Konservativismus entscheidend für die Demokratie

Der entscheidende Faktor, der eine gesunde Demokratie am Leben erhält, sind solide und gesunde Traditionsparteien. Das zeigt eine Studie das Harvard-Professors Daniel Ziblatt. Was bedeutet das?

Seine These: Für Gesellschaften auf ihrem Weg zur demokratischen Staatsform waren zwei Faktoren bestimmend. Erstens sind die konservativen Kräfte – also Adelige, Grossgrundbesitzer, vermögende Eliten – entscheidender als die demokratischen Kräfte. Der Zustand und das Verhalten der Gegner der Demokratie waren für den Demokratisierungsprozess prägender.

Die Botschaft kann als Demütigung gegenüber Melania verstanden werden, - Keystone

Das Wichtigste in Kürze

  • Gemäss einer Harvard-Studie prägt der Zustand konservativer Parteien die demokratische Entwicklung eines Landes.
  • Dies erklärt demzufolge den weltweiten Erfolg rechts-populistischer Kräfte, etwa in den USA, Frankreich oder UK.
  • Auch in der Schweiz lassen sich derartige Zusammenhänge beobachten.

Daniel Ziblatt, 45, Professor für vergleichende Regierungslehre an der Harvard Universität, veröffentlichte eine Studie von aktueller Brisanz. In der Untersuchung analysiert Ziblatt die Entstehung der modernen Demokratie zwischen 1850 und 1950. Und welche Rolle konservativen Parteien dabei spielten.

Konservative Kräfte als entscheidender Faktor

Beispiel Deutschland: Die deutschen Sozialdemokraten bildeten Anfangs des 20. Jahrhunderts eine sehr gut organisierte politische Kraft. Dass sich dann aber trotzdem die Rechtsradikalen mit Adolf Hitler durchsetzen konnten, führt Ziblatt auf die schwach organisierten deutschen Konservativen zurück. Sie waren deshalb gezwungen mit den Rechtsextremen zusammenzuspannen. - Keystone

Zweitens ist der Zustand der politischen Parteien entscheidender, als die staatlichen Institutionen. Ob ein Land in ein autoritäres System abdriftet oder sich demokratisiert ist abhängig davon, wie gut allen voran die konservativen Parteien organisiert und aufgestellt sind. Wirtschaftskrisen, konfessionelle Konflikte, soziale Bewegungen oder der Kommunismus waren für europäische Demokratien weniger prägend, so die Analyse Ziblatts.

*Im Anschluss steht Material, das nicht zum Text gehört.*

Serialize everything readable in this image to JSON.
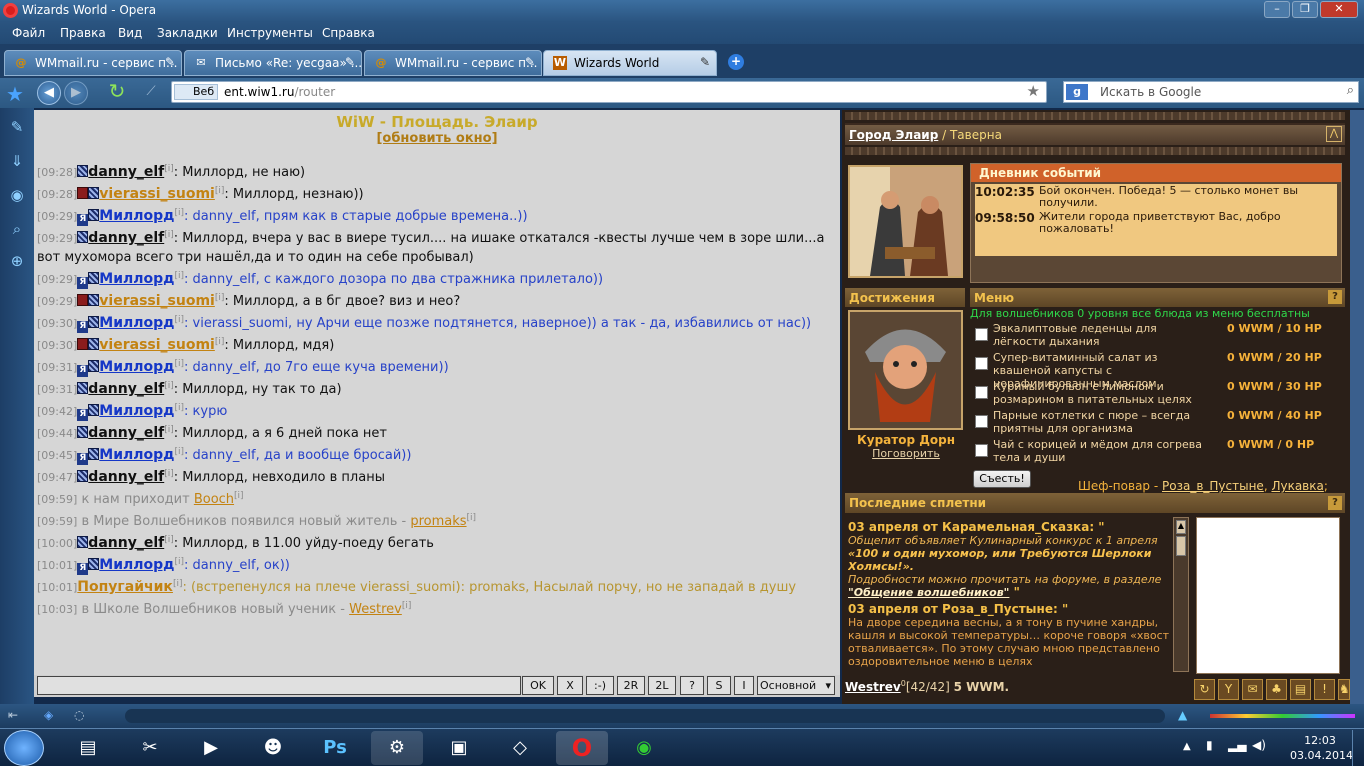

Politische Beteiligung und andere institutionelle Hemmschwellen waren für die Ausbildung der Demokratie weniger wichtig. Die russischen Februarrevolution 1917 beispielsweise, welche die Zarenherrschaft abschaffte, veränderte lediglich die institutionellen Rahmenbedingungen. Für Ziblatt ist jedoch der Zustand und das ideologische Profil der konservativen politischen Parteien ausschlaggebend für den Demokratisierungsprozess. - Wikimedia

Konsequenzen für die Gegenwart

Demokratien waren also auf eine lange Tradition gut organisierter und pragmatischer konservativer Parteien angewiesen. Der Harvard-Historiker verlängert nun seine These in einem Interview bis in die Gegenwart: Wo die Konservativen mit den Populisten gemeinsame Sache machen, dort steigen die Populisten auf – Frankreich, USA, Grossbritannien, Australien.

Daniel Ziblatt führt also den weltweiten Aufwind des Rechtspopulismus nicht auf die Schwäche der Linken, sondern auf das Versagen der Konservativen zurück: «Ein Bestimmungsfaktor dafür, wie erfolgreich der Rechtspopulismus ist, liegt darin, wie die gemässigten rechten Parteien auf ihn reagieren.» Je schwächer die Konservativen, desto wahrscheinlicher geht er Deals mit ideologischen Extremen ein.

Erst hatten die konservativen Republikaner den Präsidentschaftskandidaten Donald Trump bekämpft, liessen sich dann aber auf einen Pakt ein. Dies ebnete dem Populisten Trump den Weg zum Sieg und an die Macht. In Frankreich hingegen stellten sich die Konservativen im zweiten Wahlgang der Präsidentschaftswahl 2017 entschieden gegen Populistin Marine Le Pen, nachdem ihr Kandidat François Fillon zu wenig Stimmen erreichte. - Keystone

Mechanismus auch in der Schweiz

Auch in der Schweiz befinden sich die bürgerlich-konservativen Traditionsparteien CVP und FDP, die in der Schweiz die gesellschaftlichen Eliten vertraten, seit Jahrzehnten in einem Abwärtstrend. Ihre Dauerkrise förderte den Aufstieg der rechtspopulistischen SVP.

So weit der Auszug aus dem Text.